The steep rise in costs of raw materials and the shortage of chemical agents, has forced processing houses to run fewer shifts. Weaving and processing units in Surat, are grappling with both input inflation and a shortage of key raw materials.
Prices of coal and lignite are up over 100%, electricity bills are bigger by about 10-15% and the workers too are now demanding 10-12% more.
Polyester yarn prices have jumped 30% in the last six months and the steep rise in inventory costs is hurting to a point where the operations are not smooth.
Very few units can afford to run two shifts and most are running just one 12-hour shift a day.
Before the pandemic, nearly 40 million meters of fabric was being processed every day but unable to fund the inventories, the output has been restricted to about 30 million metres a day now.
Unless the situation reverses, the Surat cluster, which by one estimate generated some Rs. 80,000 crore of sales annually pre-pandemic, will see the turnover fall to 60-65% of this amount in the current year.
Also, operating margins are being squeezed as not all the additional costs are being passed on to the consumers; processors say their margins have almost halved compared with the levels they made two years ago.
Processing houses are the biggest sufferers of higher raw-material prices in the entire value chain.
The prices of discharging agents, including those for rongalite, sepiolite, sodium hydro-sulphite, have doubled in the span of seven to eight months. The processors have been able to hike the end prices only by about 25%.

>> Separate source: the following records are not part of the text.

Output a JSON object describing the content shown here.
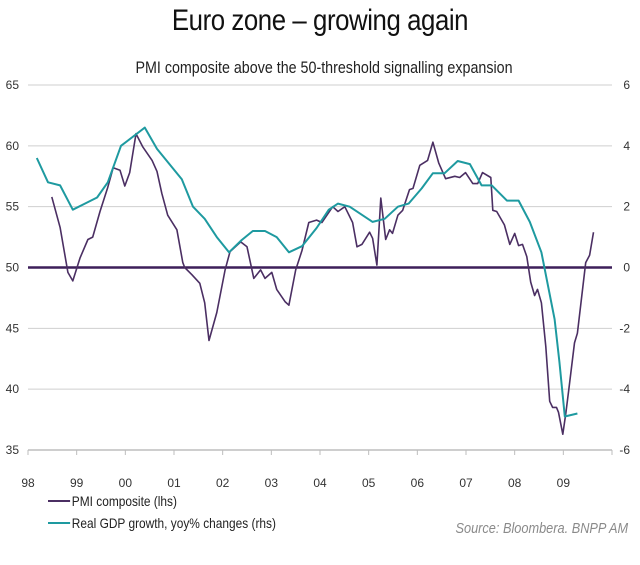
{
  "title": "Euro zone – growing again",
  "source": "Source: Bloombera. BNPP AM",
  "colors": {
    "pmi": "#4b2f63",
    "gdp": "#1e9aa0",
    "threshold": "#3d1f5a",
    "grid": "#cfcfcf"
  },
  "chart_data": {
    "type": "line",
    "title": "PMI composite above the 50-threshold signalling expansion",
    "xlabel": "",
    "ylabel": "",
    "x_ticks": [
      "98",
      "99",
      "00",
      "01",
      "02",
      "03",
      "04",
      "05",
      "06",
      "07",
      "08",
      "09"
    ],
    "xlim": [
      1998,
      2010
    ],
    "y_left": {
      "ticks": [
        "65",
        "60",
        "55",
        "50",
        "45",
        "40",
        "35"
      ],
      "ylim": [
        35,
        65
      ]
    },
    "y_right": {
      "ticks": [
        "6",
        "4",
        "2",
        "0",
        "-2",
        "-4",
        "-6"
      ],
      "ylim": [
        -6,
        6
      ]
    },
    "grid": true,
    "reference_line": {
      "axis": "left",
      "value": 50
    },
    "legend_position": "bottom-left",
    "series": [
      {
        "name": "PMI composite (lhs)",
        "axis": "left",
        "x": [
          1998.49,
          1998.66,
          1998.82,
          1998.92,
          1999.07,
          1999.23,
          1999.33,
          1999.48,
          1999.64,
          1999.75,
          1999.89,
          1999.99,
          2000.09,
          2000.22,
          2000.36,
          2000.55,
          2000.65,
          2000.75,
          2000.87,
          2001.06,
          2001.18,
          2001.22,
          2001.37,
          2001.53,
          2001.63,
          2001.72,
          2001.88,
          2002.05,
          2002.15,
          2002.37,
          2002.5,
          2002.64,
          2002.78,
          2002.87,
          2003.01,
          2003.11,
          2003.28,
          2003.36,
          2003.5,
          2003.63,
          2003.77,
          2003.93,
          2004.04,
          2004.26,
          2004.37,
          2004.51,
          2004.67,
          2004.76,
          2004.86,
          2005.02,
          2005.08,
          2005.17,
          2005.25,
          2005.35,
          2005.43,
          2005.49,
          2005.6,
          2005.7,
          2005.84,
          2005.91,
          2006.05,
          2006.21,
          2006.32,
          2006.44,
          2006.58,
          2006.77,
          2006.87,
          2006.99,
          2007.14,
          2007.24,
          2007.34,
          2007.51,
          2007.55,
          2007.63,
          2007.79,
          2007.9,
          2008.0,
          2008.08,
          2008.16,
          2008.25,
          2008.33,
          2008.41,
          2008.47,
          2008.55,
          2008.64,
          2008.72,
          2008.78,
          2008.86,
          2008.9,
          2008.99,
          2009.05,
          2009.11,
          2009.23,
          2009.29,
          2009.46,
          2009.54,
          2009.62
        ],
        "values": [
          55.8,
          53.3,
          49.6,
          48.9,
          50.8,
          52.3,
          52.5,
          54.6,
          56.6,
          58.2,
          58.0,
          56.7,
          57.8,
          61.0,
          59.9,
          58.8,
          57.9,
          56.1,
          54.3,
          53.1,
          50.4,
          50.0,
          49.4,
          48.7,
          47.1,
          44.0,
          46.3,
          49.8,
          51.3,
          52.1,
          51.7,
          49.1,
          49.8,
          49.1,
          49.6,
          48.2,
          47.2,
          46.9,
          49.8,
          51.4,
          53.7,
          53.9,
          53.7,
          55.0,
          54.6,
          55.0,
          53.7,
          51.7,
          51.9,
          52.9,
          52.4,
          50.2,
          55.7,
          52.3,
          53.1,
          52.8,
          54.3,
          54.7,
          56.4,
          56.5,
          58.4,
          58.8,
          60.3,
          58.6,
          57.3,
          57.5,
          57.4,
          57.8,
          56.9,
          56.9,
          57.8,
          57.4,
          54.7,
          54.6,
          53.5,
          51.9,
          52.8,
          51.8,
          51.9,
          50.9,
          48.8,
          47.7,
          48.2,
          47.1,
          43.5,
          39.0,
          38.5,
          38.5,
          38.1,
          36.3,
          38.0,
          39.9,
          43.8,
          44.6,
          50.4,
          51.0,
          52.9
        ]
      },
      {
        "name": "Real GDP growth, yoy% changes (rhs)",
        "axis": "right",
        "x": [
          1998.18,
          1998.41,
          1998.66,
          1998.92,
          1999.17,
          1999.42,
          1999.64,
          1999.91,
          2000.4,
          2000.65,
          2001.16,
          2001.39,
          2001.63,
          2001.88,
          2002.13,
          2002.39,
          2002.62,
          2002.87,
          2003.11,
          2003.36,
          2003.63,
          2003.93,
          2004.18,
          2004.37,
          2004.61,
          2005.08,
          2005.33,
          2005.6,
          2005.82,
          2006.09,
          2006.32,
          2006.56,
          2006.83,
          2007.08,
          2007.32,
          2007.53,
          2007.84,
          2008.08,
          2008.31,
          2008.55,
          2008.82,
          2008.92,
          2009.03,
          2009.29
        ],
        "values": [
          3.6,
          2.8,
          2.7,
          1.9,
          2.1,
          2.3,
          2.8,
          4.0,
          4.6,
          3.9,
          2.9,
          2.0,
          1.6,
          1.0,
          0.5,
          0.9,
          1.2,
          1.2,
          1.0,
          0.5,
          0.7,
          1.3,
          1.9,
          2.1,
          2.0,
          1.5,
          1.6,
          2.0,
          2.1,
          2.6,
          3.1,
          3.1,
          3.5,
          3.4,
          2.7,
          2.7,
          2.2,
          2.2,
          1.5,
          0.5,
          -1.7,
          -3.1,
          -4.9,
          -4.8
        ]
      }
    ]
  }
}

Surat’s textile cluster provides direct employment to over two million; for hundreds more, the commerce in the region is a source of livelihood.
Raghu Yadav, a 40 year-old migrant who transports grey fabric from weaving units to processing houses, is worried about the slowdown.
But he carries on regardless, trying to do at least three 10-15 km trips everyday even if it’s hot and humid.
Else, his family of four cannot afford even a simple life.